Shannon Lecture Series with Inderbir Singh Riar: “Expo 67: Some Notes on Architecture, Nationhood, and Late Modernity”

Shannon Lecture Series with Inderbir Singh Riar: “Expo 67: Some Notes on Architecture, Nationhood, and Late Modernity”

Categories: General, Lectures and Seminars | Intended for

Friday, November 17, 2017

2:30 PM - 4:30 PM | Add to calendar

Multi-Media Lab (room 482), Discovery Centre, MacOdrum Library MacOdrum Library

1125 Colonel By Dr, Ottawa, ON

Contact Information

History Department, 613-520-2828, history@carleton.ca

Registration

No registration required.

Cost

Free

About this Event

Host Organization: History
More Information: Please click here for additional details.

This lecture will take place in the Multi-Media Lab (room 482), Discovery Centre, MacOdrum Library starting at 2:30PM followed by a reception in the History Lounge (433 Paterson Hall).

Co-sponsored by the Azrieli School of Architecture and Urbanism

Abstract

Expo 67 produced both continuations of and crises in the emancipatory project of modernism. Like universal exhibitions before it, Expo 67 stood to mediate relations between aesthetics and technics, between peoples and things, through its most visionary architecture. Resulting theories of design, especially attempts to derive enormous structures from complex geometries, carried a modernist conviction of long duration: namely, an abiding technological determinism shaping dreams of a new global citizen. At the very same moment, this universalism was fraught with ambiguity: to embrace techno-science inevitably meant facing the aftershock of global war and the present terror of nuclear holocaust. The tension animated attempts at advancing a novel “cellular architecture”, which the Expo 67 authorities would promote as the lasting contribution of the fair. Confronting the functionalist inheritance of the Modern Movement, architects embraced bio-mechanical metaphors and models to discover primal forms capable of engendering “open” concepts of society and space. Such ideas and ideals informed efforts like the breathtaking Man the Producer theme pavilion – a key subject of this lecture – with its remarkable tetrahedra epitomising the optimism of large-scale thinking in the 1960s. To pioneering Montreal architects responsible for the Expo 67 theme Man and His World (a paean to contemporary humanism inspired by UNESCO and the celebrated Family of Man photography exhibition, among other sources), these works (deliberately situated alongside heroic examples recuperated from the nineteenth century) meant rejecting the most enduring symbols of world exhibitions: the nation-state and its symbolic architecture.
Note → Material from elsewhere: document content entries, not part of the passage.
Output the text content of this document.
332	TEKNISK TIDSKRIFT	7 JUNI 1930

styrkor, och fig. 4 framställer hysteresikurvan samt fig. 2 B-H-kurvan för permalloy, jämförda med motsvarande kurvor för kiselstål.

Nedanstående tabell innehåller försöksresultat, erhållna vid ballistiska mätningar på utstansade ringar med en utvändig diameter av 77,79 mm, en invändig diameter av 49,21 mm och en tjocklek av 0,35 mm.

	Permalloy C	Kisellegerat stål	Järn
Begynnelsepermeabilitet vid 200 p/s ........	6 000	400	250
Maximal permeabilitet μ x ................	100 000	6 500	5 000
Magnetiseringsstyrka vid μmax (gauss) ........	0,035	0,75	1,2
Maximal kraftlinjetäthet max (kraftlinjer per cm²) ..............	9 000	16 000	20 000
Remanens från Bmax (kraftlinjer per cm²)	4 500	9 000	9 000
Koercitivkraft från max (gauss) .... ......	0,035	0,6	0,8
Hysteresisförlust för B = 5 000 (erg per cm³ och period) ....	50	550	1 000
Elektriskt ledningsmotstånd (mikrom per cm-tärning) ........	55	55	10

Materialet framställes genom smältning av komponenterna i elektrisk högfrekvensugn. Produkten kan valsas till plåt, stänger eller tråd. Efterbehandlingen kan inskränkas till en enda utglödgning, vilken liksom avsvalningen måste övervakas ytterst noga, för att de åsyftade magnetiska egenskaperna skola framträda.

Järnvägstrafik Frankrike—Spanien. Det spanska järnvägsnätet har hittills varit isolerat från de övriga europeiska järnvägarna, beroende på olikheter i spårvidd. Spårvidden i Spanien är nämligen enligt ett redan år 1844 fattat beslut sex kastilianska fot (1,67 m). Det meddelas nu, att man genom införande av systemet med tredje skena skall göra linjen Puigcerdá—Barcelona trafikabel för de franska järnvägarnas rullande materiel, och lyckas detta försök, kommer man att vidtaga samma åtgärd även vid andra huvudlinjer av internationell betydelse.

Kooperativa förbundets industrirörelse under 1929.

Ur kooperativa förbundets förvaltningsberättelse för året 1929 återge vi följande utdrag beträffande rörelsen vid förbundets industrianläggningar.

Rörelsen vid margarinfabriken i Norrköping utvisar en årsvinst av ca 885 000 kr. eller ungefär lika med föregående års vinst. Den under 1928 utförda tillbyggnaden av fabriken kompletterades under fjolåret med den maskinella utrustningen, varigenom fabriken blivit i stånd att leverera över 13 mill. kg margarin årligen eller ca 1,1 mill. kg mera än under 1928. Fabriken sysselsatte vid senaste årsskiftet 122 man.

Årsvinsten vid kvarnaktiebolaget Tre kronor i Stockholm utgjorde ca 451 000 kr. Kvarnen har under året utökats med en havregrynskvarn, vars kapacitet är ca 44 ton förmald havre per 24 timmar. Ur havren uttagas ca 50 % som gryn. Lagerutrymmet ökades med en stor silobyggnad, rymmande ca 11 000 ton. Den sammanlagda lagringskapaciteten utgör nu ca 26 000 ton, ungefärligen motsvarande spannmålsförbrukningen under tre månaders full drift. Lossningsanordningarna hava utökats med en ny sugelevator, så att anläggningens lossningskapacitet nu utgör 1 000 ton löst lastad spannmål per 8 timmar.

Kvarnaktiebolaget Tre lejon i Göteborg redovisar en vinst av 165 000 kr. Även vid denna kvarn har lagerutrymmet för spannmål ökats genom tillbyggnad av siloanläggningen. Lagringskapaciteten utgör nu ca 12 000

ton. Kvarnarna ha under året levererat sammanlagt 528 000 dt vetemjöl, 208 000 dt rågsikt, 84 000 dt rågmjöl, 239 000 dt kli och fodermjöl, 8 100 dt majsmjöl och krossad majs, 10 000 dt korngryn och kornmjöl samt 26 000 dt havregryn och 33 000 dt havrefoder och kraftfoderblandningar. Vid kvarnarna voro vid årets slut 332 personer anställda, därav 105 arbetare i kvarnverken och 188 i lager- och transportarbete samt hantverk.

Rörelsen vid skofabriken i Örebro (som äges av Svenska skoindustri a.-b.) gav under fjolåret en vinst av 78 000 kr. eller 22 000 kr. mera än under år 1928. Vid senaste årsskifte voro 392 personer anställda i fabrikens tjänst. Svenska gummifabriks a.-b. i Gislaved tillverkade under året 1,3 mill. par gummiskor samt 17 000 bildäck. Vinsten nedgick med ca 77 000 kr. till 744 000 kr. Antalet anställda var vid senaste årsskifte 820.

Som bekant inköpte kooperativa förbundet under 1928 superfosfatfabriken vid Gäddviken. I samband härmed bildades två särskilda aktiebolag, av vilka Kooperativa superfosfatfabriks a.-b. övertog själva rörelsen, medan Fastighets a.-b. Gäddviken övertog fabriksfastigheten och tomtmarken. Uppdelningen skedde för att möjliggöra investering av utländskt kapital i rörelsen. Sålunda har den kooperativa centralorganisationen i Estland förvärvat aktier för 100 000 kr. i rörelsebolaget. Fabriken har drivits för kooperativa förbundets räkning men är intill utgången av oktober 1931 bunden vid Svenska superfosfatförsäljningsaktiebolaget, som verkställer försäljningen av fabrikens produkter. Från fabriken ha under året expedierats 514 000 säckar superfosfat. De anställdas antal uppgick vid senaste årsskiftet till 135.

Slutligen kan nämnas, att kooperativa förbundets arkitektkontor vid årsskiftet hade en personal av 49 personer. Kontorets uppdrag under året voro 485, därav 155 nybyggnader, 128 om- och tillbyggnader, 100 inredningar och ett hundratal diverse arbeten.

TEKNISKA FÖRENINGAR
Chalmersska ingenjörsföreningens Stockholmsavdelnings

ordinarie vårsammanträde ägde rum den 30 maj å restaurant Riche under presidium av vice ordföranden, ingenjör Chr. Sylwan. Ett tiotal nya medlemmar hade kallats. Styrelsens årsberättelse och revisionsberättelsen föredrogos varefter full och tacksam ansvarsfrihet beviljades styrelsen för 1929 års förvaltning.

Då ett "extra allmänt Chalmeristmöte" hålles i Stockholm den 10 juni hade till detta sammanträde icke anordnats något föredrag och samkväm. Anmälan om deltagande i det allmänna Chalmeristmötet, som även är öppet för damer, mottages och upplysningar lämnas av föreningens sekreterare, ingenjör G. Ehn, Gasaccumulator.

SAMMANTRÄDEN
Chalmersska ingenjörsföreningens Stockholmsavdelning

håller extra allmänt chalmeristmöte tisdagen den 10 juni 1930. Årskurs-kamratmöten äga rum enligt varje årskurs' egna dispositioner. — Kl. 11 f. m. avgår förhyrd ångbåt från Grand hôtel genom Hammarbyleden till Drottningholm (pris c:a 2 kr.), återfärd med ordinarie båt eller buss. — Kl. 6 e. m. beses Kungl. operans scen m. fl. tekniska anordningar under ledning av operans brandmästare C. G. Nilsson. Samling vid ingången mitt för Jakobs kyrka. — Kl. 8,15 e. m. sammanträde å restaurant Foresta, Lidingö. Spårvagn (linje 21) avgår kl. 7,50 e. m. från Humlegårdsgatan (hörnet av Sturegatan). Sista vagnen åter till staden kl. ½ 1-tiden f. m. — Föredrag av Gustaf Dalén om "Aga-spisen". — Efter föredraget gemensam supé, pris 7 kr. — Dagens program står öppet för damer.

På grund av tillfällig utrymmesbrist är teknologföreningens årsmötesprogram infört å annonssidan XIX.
Theirs was a vision of late modernity, a moment, not fully marked by mass culture and media, during which nationalisms could still be channelled, via architecture, into alternative kinds of political belonging free of narrow self-interest, conflict, and inequity. The utopian hope would be fleeting, promised, after all, in a short-lived spectacle unfolding across temporary fairgrounds removed from any difficulties of the city, politics, and history.

About Professor Inderbir Singh Riar

Inderbir Singh Riar is an architectural historian. He explores ways in which architects have imagined the modern metropolis as producing ideal citizenries. This work has taken several forms including an extensive look at Toulouse-Le Mirail, the consequential French ville nouvelle built in the 1960s (a study undertaken in collaboration with the Paris-based photographer Mark Lyon and supported by the Graham Foundation for Advanced Studies in the Fine Arts). Recent research examines ideologies of “reconstruction” in West Germany and how cities were seen as sites of democratic sentiment in the aftermath of war, occupation, and fascism. A larger interest in postwar architecture culture informs Riar’s current book project on the intellectual program and experimental architecture of Expo 67 (McGill-Queen’s University Press, 2019). Along with his scholarly activity, Riar serves on the Board of Directors of the Diefenbunker, Canada’s Cold War Museum in Carp, Ontario.